The error has two parts--one is from sampling, and the other is from everything else--for example, supporters of the different candidates might differ in their willingness to respond, or the formulas for calculating turnout might be be wrong in ways that favored one party over the other. The size of sampling error can be calculated from statistical theory--the other part can't, and has to be estimated from experience.

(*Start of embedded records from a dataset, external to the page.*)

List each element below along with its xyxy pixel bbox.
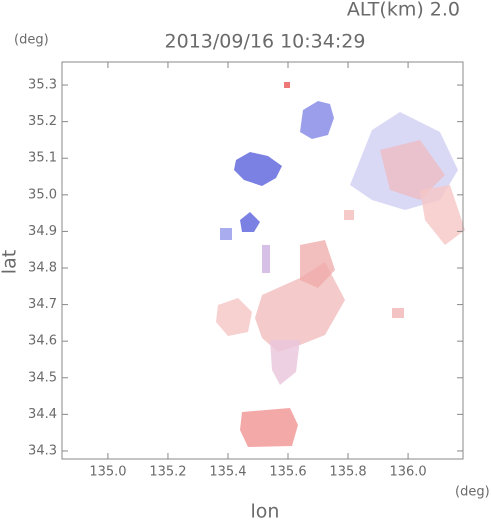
- echo-patch: [300, 240, 335, 288]
- y-tick-label: 34.4: [28, 407, 57, 422]
- y-tick-label: 35.0: [28, 187, 57, 202]
- echo-patches: [216, 82, 465, 447]
- echo-patch: [344, 210, 354, 220]
- echo-patch: [380, 140, 445, 200]
- y-tick-label: 34.7: [28, 297, 57, 312]
- y-tick-label: 34.3: [28, 443, 57, 458]
- echo-patch: [240, 212, 260, 232]
- x-tick-label: 135.6: [269, 465, 306, 480]
- altitude-label: ALT(km) 2.0: [347, 0, 460, 21]
- x-tick-label: 135.0: [89, 465, 126, 480]
- y-unit: (deg): [14, 33, 49, 48]
- y-tick-label: 35.3: [28, 78, 57, 93]
- echo-patch: [284, 82, 290, 88]
- y-tick-label: 35.2: [28, 114, 57, 129]
- y-tick-label: 34.6: [28, 334, 57, 349]
- y-tick-label: 34.9: [28, 224, 57, 239]
- y-tick-label: 35.1: [28, 151, 57, 166]
- x-unit: (deg): [455, 485, 490, 500]
- echo-patch: [255, 262, 345, 352]
- echo-patch: [220, 228, 232, 240]
- echo-patch: [300, 101, 334, 139]
- echo-patch: [420, 185, 465, 245]
- echo-patch: [234, 152, 282, 186]
- echo-patch: [392, 308, 404, 318]
- y-tick-label: 34.8: [28, 261, 57, 276]
- x-tick-label: 135.8: [329, 465, 366, 480]
- y-axis-label: lat: [0, 250, 21, 274]
- y-tick-label: 34.5: [28, 370, 57, 385]
- echo-patch: [240, 408, 298, 447]
- echo-patch: [216, 298, 252, 336]
- x-tick-label: 135.4: [209, 465, 246, 480]
- x-tick-label: 135.2: [149, 465, 186, 480]
- echo-patch: [270, 340, 300, 385]
- chart-title: 2013/09/16 10:34:29: [165, 31, 366, 53]
- x-axis-label: lon: [251, 501, 280, 521]
- echo-patch: [262, 245, 270, 273]
- x-tick-label: 136.0: [389, 465, 426, 480]
- plot-frame: [61, 61, 464, 460]
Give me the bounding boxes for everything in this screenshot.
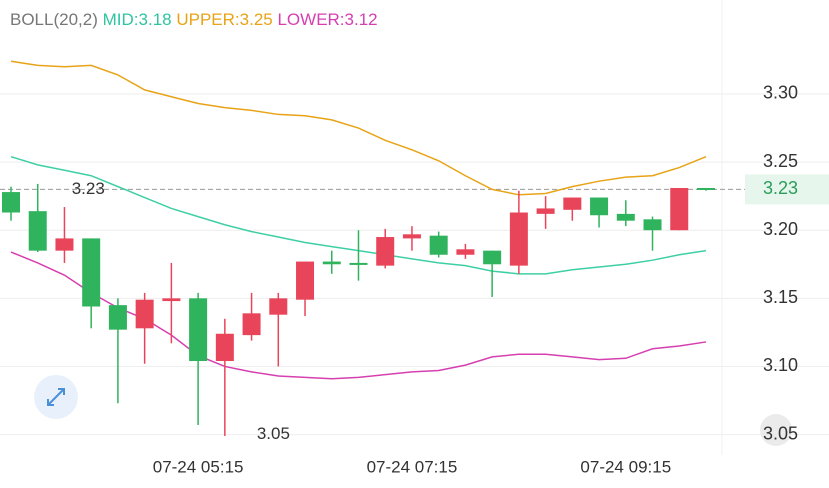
indicator-name: BOLL(20,2) (10, 10, 98, 29)
lower-label: LOWER:3.12 (277, 10, 377, 29)
y-tick-label: 3.20 (763, 219, 798, 239)
candle-body (590, 197, 609, 216)
x-tick-label: 07-24 09:15 (580, 457, 671, 476)
candle-body (28, 211, 47, 251)
candle-body (536, 208, 555, 214)
candle-body (670, 187, 689, 231)
candle-body (162, 298, 181, 302)
y-tick-label: 3.10 (763, 355, 798, 375)
mid-label: MID:3.18 (103, 10, 172, 29)
x-tick-label: 07-24 05:15 (153, 457, 244, 476)
candle-body (429, 235, 448, 255)
y-tick-label: 3.25 (763, 151, 798, 171)
y-tick-label: 3.05 (763, 423, 798, 443)
last-price-box (745, 174, 829, 205)
band-line (10, 60, 707, 196)
upper-key: UPPER: (176, 10, 240, 29)
candle-body (2, 192, 20, 213)
max-label: 3.23 (72, 179, 105, 198)
y-tick-label: 3.30 (763, 83, 798, 103)
y-tick-label: 3.15 (763, 287, 798, 307)
candle-body (376, 237, 395, 266)
candle-body (563, 197, 582, 210)
candle-body (402, 234, 421, 239)
candle-body (269, 298, 288, 315)
expand-icon (47, 388, 65, 406)
candle-body (108, 305, 127, 330)
corner-button[interactable] (760, 414, 792, 446)
x-tick-label: 07-24 07:15 (367, 457, 458, 476)
candle-body (616, 213, 635, 221)
candle-body (215, 333, 234, 362)
candle-body (509, 212, 528, 266)
candle-body (82, 238, 101, 307)
mid-key: MID: (102, 10, 139, 29)
last-price-label: 3.23 (763, 178, 798, 198)
candle-body (242, 313, 261, 336)
mid-value: 3.18 (138, 10, 172, 29)
candle-body (483, 250, 502, 265)
candle-body (696, 187, 715, 190)
candle-body (296, 261, 315, 300)
candle-body (135, 299, 154, 329)
lower-value: 3.12 (344, 10, 378, 29)
candle-body (349, 262, 368, 265)
upper-label: UPPER:3.25 (176, 10, 272, 29)
lower-key: LOWER: (277, 10, 345, 29)
candle-body (643, 219, 662, 231)
candle-body (55, 238, 74, 251)
indicator-header: BOLL(20,2) MID:3.18 UPPER:3.25 LOWER:3.1… (10, 10, 378, 30)
candle-body (456, 249, 475, 255)
candle-body (322, 261, 341, 265)
candle-body (189, 298, 208, 362)
min-label: 3.05 (257, 424, 290, 443)
upper-value: 3.25 (239, 10, 273, 29)
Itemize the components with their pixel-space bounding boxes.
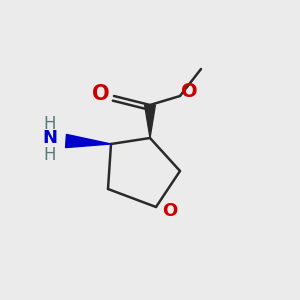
Text: H: H (43, 116, 56, 134)
Text: O: O (181, 82, 197, 101)
Polygon shape (66, 134, 111, 148)
Polygon shape (145, 105, 155, 138)
Text: O: O (162, 202, 177, 220)
Text: H: H (43, 146, 56, 164)
Text: O: O (92, 85, 109, 104)
Text: N: N (42, 129, 57, 147)
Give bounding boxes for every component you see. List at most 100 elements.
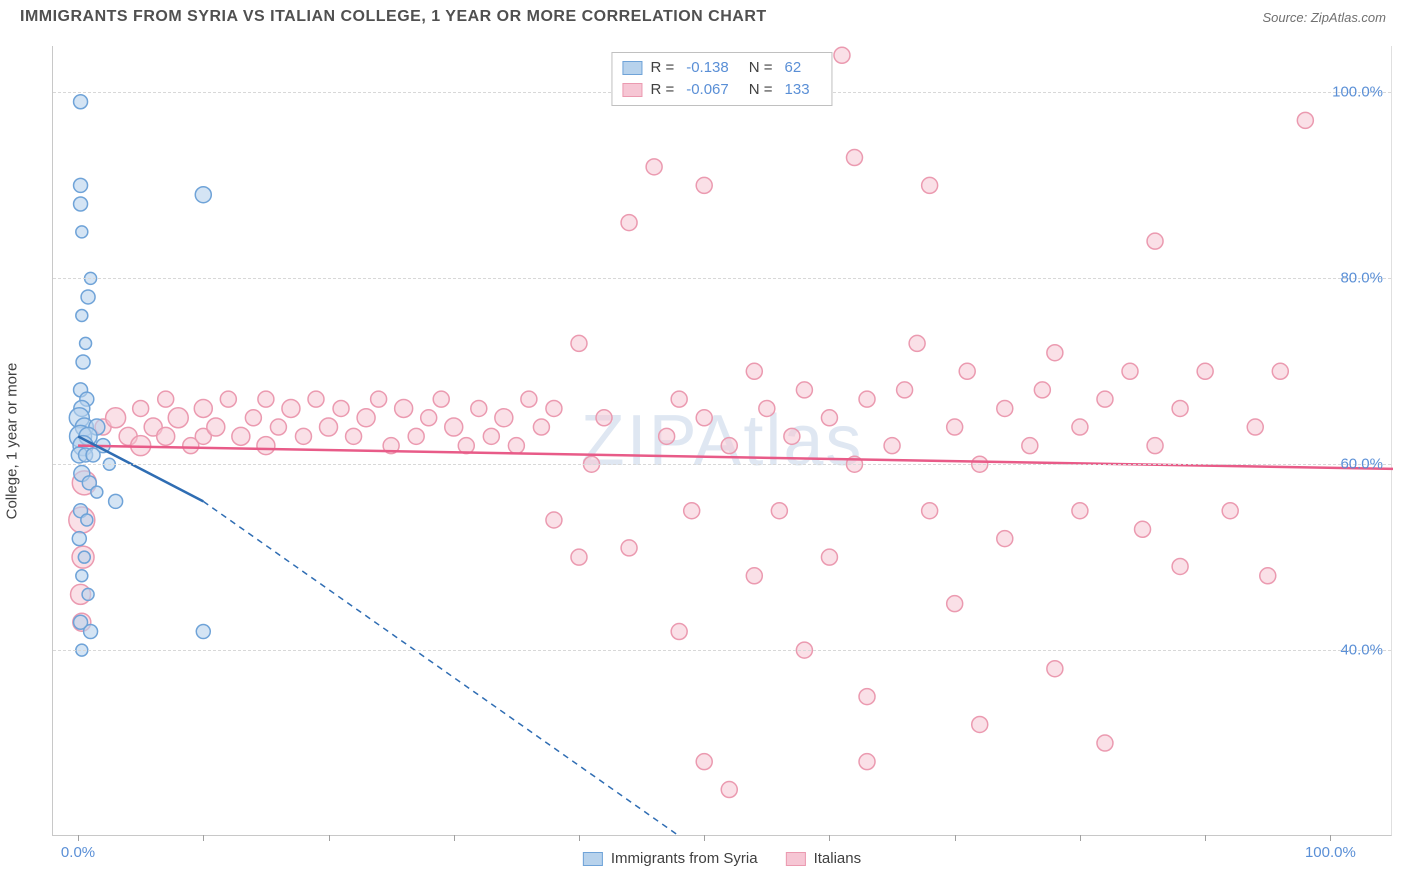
- data-point: [76, 226, 88, 238]
- data-point: [1147, 438, 1163, 454]
- data-point: [759, 400, 775, 416]
- data-point: [282, 399, 300, 417]
- data-point: [194, 399, 212, 417]
- x-tick-mark: [955, 835, 956, 841]
- gridline: [53, 464, 1391, 465]
- data-point: [157, 427, 175, 445]
- legend-swatch-icon: [583, 852, 603, 866]
- data-point: [1122, 363, 1138, 379]
- x-tick-mark: [829, 835, 830, 841]
- data-point: [421, 410, 437, 426]
- chart-title: IMMIGRANTS FROM SYRIA VS ITALIAN COLLEGE…: [20, 8, 767, 26]
- legend-swatch-icon: [622, 61, 642, 75]
- data-point: [80, 337, 92, 349]
- data-point: [571, 335, 587, 351]
- data-point: [295, 428, 311, 444]
- data-point: [433, 391, 449, 407]
- data-point: [357, 409, 375, 427]
- data-point: [721, 438, 737, 454]
- data-point: [684, 503, 700, 519]
- x-tick-mark: [704, 835, 705, 841]
- data-point: [1072, 419, 1088, 435]
- data-point: [270, 419, 286, 435]
- trend-line: [203, 501, 679, 836]
- data-point: [859, 391, 875, 407]
- source-attribution: Source: ZipAtlas.com: [1262, 10, 1386, 25]
- data-point: [1172, 400, 1188, 416]
- y-tick-label: 40.0%: [1340, 642, 1383, 659]
- x-tick-mark: [1330, 835, 1331, 841]
- data-point: [72, 532, 86, 546]
- data-point: [133, 400, 149, 416]
- data-point: [671, 391, 687, 407]
- data-point: [922, 503, 938, 519]
- data-point: [796, 382, 812, 398]
- data-point: [533, 419, 549, 435]
- legend-value: 62: [785, 57, 802, 79]
- x-tick-mark: [329, 835, 330, 841]
- series-legend: Immigrants from SyriaItalians: [583, 850, 861, 867]
- data-point: [659, 428, 675, 444]
- data-point: [1097, 735, 1113, 751]
- data-point: [1197, 363, 1213, 379]
- data-point: [1047, 661, 1063, 677]
- data-point: [959, 363, 975, 379]
- data-point: [483, 428, 499, 444]
- data-point: [308, 391, 324, 407]
- data-point: [495, 409, 513, 427]
- data-point: [746, 568, 762, 584]
- data-point: [834, 47, 850, 63]
- data-point: [195, 187, 211, 203]
- legend-stat: N =: [749, 79, 773, 101]
- data-point: [1072, 503, 1088, 519]
- data-point: [1297, 112, 1313, 128]
- data-point: [997, 400, 1013, 416]
- legend-stat: N =: [749, 57, 773, 79]
- gridline: [53, 650, 1391, 651]
- data-point: [922, 177, 938, 193]
- legend-value: 133: [785, 79, 810, 101]
- data-point: [1034, 382, 1050, 398]
- data-point: [947, 596, 963, 612]
- data-point: [78, 551, 90, 563]
- data-point: [621, 215, 637, 231]
- data-point: [696, 754, 712, 770]
- data-point: [82, 588, 94, 600]
- data-point: [846, 150, 862, 166]
- x-tick-mark: [454, 835, 455, 841]
- data-point: [395, 399, 413, 417]
- data-point: [947, 419, 963, 435]
- x-tick-mark: [203, 835, 204, 841]
- data-point: [74, 95, 88, 109]
- data-point: [859, 754, 875, 770]
- legend-stat: R =: [650, 79, 674, 101]
- y-axis-label: College, 1 year or more: [4, 363, 21, 520]
- data-point: [106, 408, 126, 428]
- scatter-svg: [53, 46, 1391, 835]
- data-point: [158, 391, 174, 407]
- data-point: [1147, 233, 1163, 249]
- data-point: [859, 689, 875, 705]
- data-point: [168, 408, 188, 428]
- data-point: [997, 531, 1013, 547]
- data-point: [521, 391, 537, 407]
- x-tick-label: 0.0%: [61, 844, 95, 861]
- legend-value: -0.067: [686, 79, 729, 101]
- data-point: [346, 428, 362, 444]
- data-point: [320, 418, 338, 436]
- data-point: [257, 437, 275, 455]
- gridline: [53, 278, 1391, 279]
- data-point: [84, 625, 98, 639]
- legend-swatch-icon: [622, 83, 642, 97]
- data-point: [821, 410, 837, 426]
- data-point: [1097, 391, 1113, 407]
- data-point: [220, 391, 236, 407]
- plot-area: College, 1 year or more ZIPAtlas R =-0.1…: [52, 46, 1392, 836]
- data-point: [696, 410, 712, 426]
- data-point: [508, 438, 524, 454]
- data-point: [897, 382, 913, 398]
- x-tick-mark: [1205, 835, 1206, 841]
- data-point: [721, 782, 737, 798]
- legend-swatch-icon: [786, 852, 806, 866]
- x-tick-mark: [579, 835, 580, 841]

The combined sample for the RCP average is so large that sampling error is trivial, on the order of 0.1%. The samples for the individual Gallup polls are smaller, so sampling error is a factor. However, it's not nearly big enough to account for the discrepancies. A rough calculation is that the non-sampling error has a standard deviation of about 5. Until 1948, the Gallup poll used quota samples. That period included two big errors--the notorious 1948 election, and the 1936 election, when the poll showed a Democratic lead of +12 (56%-44%), but the actual lead was +25 (62.5%-37.5%). If you confine it to the 1952-2012 period, the non-sampling error has a standard deviation of about 3--that is, candidate leading by three in the polls would lose about one time in six if the errors are normally distributed. Most of the prediction sites seemed to give Clinton about an 85% chance of winning, which was just about right according to this analysis. Someone just going by the polls would have been a little surprised by the outcome, but not shocked.
Ironically, the problem may have been that journalists (and other observers, including me) paid too much attention to other "information" beyond the polls. Similarly, in the Brexit referendum, the perception of the result as a shock wasn't based on the polls, which showed a close contest, but on a general reading of the public mood.